La natura urbana, materia viva dell’architettura del futuro, aiuta a mitigare il global warming e sta colonizzando anche i nuovi luoghi di cura: ne parla Stefano Boeri, che firma due progetti. A Milano e in Cina.
Secondo i World Urbanization Prospects 2018 elaborati dalle Nazioni Unite, nel 2050 il 68% della popolazione mondiale vivrà nelle città, che già oggi consumano il 75% delle risorse naturali e sono responsabili di oltre il 70% delle emissioni globali di CO2 le quali, insieme a quelle di metano e dei gas serra prodotti dall’industria, dall’agricoltura e dagli allevamenti intensivi, determinano il surriscaldamento del pianeta, lo scioglimento dei ghiacci alpini e polari, la perdita di biodiversità e l’innalzamento del livello degli oceani.
È dunque sui distretti urbani che occorre intervenire per rallentare la folle corsa del cambiamento climatico, facendo sì che “proprio le città, in larga parte responsabili dei danni sugli ecosistemi, possano invece diventare parte integrante della soluzione, cercando di aumentare il numero di boschi, parchi e giardini presenti nelle aree metropolitane”, spiega Stefano Boeri, architetto e urbanista, Professore Ordinario di Urbanistica al Politecnico di Milano e direttore del Future City Lab alla Tongji University di Shanghai, un programma di ricerca che anticipa la mutazione delle metropoli planetarie dal punto di vista della biodiversità e della forestazione urbana.
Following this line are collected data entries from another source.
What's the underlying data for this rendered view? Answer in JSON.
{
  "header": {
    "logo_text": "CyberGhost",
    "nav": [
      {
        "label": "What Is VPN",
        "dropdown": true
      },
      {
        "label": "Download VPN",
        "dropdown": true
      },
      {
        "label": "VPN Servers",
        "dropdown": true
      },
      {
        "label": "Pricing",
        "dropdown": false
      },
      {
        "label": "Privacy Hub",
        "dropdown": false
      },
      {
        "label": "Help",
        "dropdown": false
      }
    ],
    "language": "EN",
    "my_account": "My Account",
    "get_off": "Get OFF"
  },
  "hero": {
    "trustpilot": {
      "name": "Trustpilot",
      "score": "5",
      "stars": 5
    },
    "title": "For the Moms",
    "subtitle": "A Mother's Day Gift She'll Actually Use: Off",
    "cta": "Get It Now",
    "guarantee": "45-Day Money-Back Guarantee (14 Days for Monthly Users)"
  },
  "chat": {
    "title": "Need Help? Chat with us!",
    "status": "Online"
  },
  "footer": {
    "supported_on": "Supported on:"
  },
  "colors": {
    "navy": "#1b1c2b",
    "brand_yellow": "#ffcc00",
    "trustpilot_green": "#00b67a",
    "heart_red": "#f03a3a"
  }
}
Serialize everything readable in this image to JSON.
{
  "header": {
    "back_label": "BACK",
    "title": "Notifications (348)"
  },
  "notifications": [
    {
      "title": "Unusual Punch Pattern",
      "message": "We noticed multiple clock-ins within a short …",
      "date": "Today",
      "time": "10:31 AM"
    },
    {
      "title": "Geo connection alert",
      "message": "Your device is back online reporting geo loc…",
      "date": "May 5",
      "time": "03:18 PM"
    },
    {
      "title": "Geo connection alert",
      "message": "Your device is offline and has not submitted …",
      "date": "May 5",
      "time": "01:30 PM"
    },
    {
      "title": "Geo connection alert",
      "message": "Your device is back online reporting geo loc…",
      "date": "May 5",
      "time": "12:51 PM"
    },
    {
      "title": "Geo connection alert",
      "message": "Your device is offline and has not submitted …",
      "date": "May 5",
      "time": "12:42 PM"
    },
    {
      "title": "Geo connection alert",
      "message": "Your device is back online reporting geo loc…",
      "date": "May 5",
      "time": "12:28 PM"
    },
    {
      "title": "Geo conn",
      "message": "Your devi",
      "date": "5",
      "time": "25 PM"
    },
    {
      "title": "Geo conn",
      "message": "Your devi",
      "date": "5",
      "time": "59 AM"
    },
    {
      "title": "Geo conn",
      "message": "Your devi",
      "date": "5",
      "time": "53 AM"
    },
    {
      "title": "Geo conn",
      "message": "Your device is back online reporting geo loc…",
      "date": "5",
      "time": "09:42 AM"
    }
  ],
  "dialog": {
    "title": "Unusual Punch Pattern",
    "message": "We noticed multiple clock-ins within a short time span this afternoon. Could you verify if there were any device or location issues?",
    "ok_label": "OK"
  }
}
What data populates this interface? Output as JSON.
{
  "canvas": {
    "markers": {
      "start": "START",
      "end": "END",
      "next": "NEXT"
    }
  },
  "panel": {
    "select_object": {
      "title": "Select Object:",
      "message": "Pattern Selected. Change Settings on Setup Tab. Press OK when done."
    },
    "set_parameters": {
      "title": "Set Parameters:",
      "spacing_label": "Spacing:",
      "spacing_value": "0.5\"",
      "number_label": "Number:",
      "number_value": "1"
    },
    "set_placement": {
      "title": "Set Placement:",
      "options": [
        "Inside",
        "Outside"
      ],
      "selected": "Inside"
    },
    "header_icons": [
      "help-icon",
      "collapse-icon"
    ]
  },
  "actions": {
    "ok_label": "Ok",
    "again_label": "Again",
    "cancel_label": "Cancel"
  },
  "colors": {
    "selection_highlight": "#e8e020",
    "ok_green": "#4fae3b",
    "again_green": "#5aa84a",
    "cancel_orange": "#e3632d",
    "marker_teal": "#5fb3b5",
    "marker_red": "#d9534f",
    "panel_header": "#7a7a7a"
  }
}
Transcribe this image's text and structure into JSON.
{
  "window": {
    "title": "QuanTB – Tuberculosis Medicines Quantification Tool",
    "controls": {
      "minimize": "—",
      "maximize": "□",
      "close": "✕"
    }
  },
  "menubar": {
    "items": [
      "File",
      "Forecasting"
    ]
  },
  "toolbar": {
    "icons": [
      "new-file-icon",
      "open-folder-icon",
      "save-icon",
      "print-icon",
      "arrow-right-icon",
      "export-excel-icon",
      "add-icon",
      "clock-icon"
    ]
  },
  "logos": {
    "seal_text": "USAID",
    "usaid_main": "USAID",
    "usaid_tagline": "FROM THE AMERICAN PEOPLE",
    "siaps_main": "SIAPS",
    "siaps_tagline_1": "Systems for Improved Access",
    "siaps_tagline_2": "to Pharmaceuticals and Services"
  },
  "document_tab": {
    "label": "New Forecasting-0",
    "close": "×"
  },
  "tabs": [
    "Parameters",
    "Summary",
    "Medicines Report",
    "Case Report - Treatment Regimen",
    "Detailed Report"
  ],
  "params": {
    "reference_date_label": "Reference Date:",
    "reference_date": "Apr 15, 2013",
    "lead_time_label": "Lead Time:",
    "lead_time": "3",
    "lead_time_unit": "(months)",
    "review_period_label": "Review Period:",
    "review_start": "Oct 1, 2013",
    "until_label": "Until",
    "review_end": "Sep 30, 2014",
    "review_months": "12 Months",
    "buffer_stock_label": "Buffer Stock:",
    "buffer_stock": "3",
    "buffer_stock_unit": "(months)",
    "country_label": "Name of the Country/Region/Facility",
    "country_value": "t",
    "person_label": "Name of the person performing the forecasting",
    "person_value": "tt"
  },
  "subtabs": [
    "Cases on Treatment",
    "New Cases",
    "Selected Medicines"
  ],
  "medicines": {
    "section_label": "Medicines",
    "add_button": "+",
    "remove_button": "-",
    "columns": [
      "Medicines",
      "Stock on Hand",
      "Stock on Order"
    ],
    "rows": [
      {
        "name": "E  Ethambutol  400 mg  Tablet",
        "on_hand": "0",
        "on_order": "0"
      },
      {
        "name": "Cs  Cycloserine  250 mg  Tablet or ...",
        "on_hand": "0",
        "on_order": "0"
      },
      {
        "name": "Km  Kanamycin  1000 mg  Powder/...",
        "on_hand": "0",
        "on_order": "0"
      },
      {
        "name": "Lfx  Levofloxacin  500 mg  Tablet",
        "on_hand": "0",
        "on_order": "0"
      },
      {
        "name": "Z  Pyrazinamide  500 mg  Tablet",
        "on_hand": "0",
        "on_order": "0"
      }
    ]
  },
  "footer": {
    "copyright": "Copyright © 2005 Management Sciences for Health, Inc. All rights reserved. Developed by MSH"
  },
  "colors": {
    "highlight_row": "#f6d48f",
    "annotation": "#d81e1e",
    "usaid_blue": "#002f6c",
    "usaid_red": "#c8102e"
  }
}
Una ‘fitopolis’ dove si ricrea l’equilibrio fra piante e animali. Incluso l’uomo
La ‘fitopolis’, neologismo che funge da titolo del nuovo saggio del botanico e neurobiologo vegetale Stefano Mancuso (Fitopolis, la città vivente, Ed. Laterza), e che allude a un modello di città “in cui la relazione fra piante e animali si riavvicini al rapporto armonico che si trova in natura”, è l’obiettivo da raggiungere. Basti pensare che “foreste e alberi assorbono ogni anno tramite la fotosintesi quasi il 40% delle emissioni di combustibili fossili prodotte soprattutto dalle città, e aiutano anche ridurre gli inquinanti aerei, responsabili di un’altissima percentuale di malattie respiratorie e morti premature”, prosegue Boeri, autore a Milano del pluripremiato Bosco Verticale: un format abitativo rivoluzionario, oltre che un manifesto politico-culturale per una nuova urbanistica virtuosa, che con i suoi oltre 20mila alberi e un centinaio di specie vegetali messe a dimora su facciate, terrazze e roof top “dimostra come sia possibile combinare architettura e natura in modo tale che la natura non sia solo una componente ornamentale all’interno del progetto, ma ne diventi utente e protagonista”. Il Bosco verticale dal 2014 a oggi ha già generato nel mondo una dozzina di edifici simili all’originale, e altrettanti sono in cantiere: fra i più recenti, entrambi in Olanda, il primo Bosco in social housing inaugurato a Eindhoven, e la Wonderwoods Vertical Forest, in costruzione a Utrecht, una torre di 105 metri dove saranno messe a dimora oltre 30 specie di alberi e che accoglierà un’ampia varietà di funzioni (espositive, commerciali, terziarie, residenziali e ricettive).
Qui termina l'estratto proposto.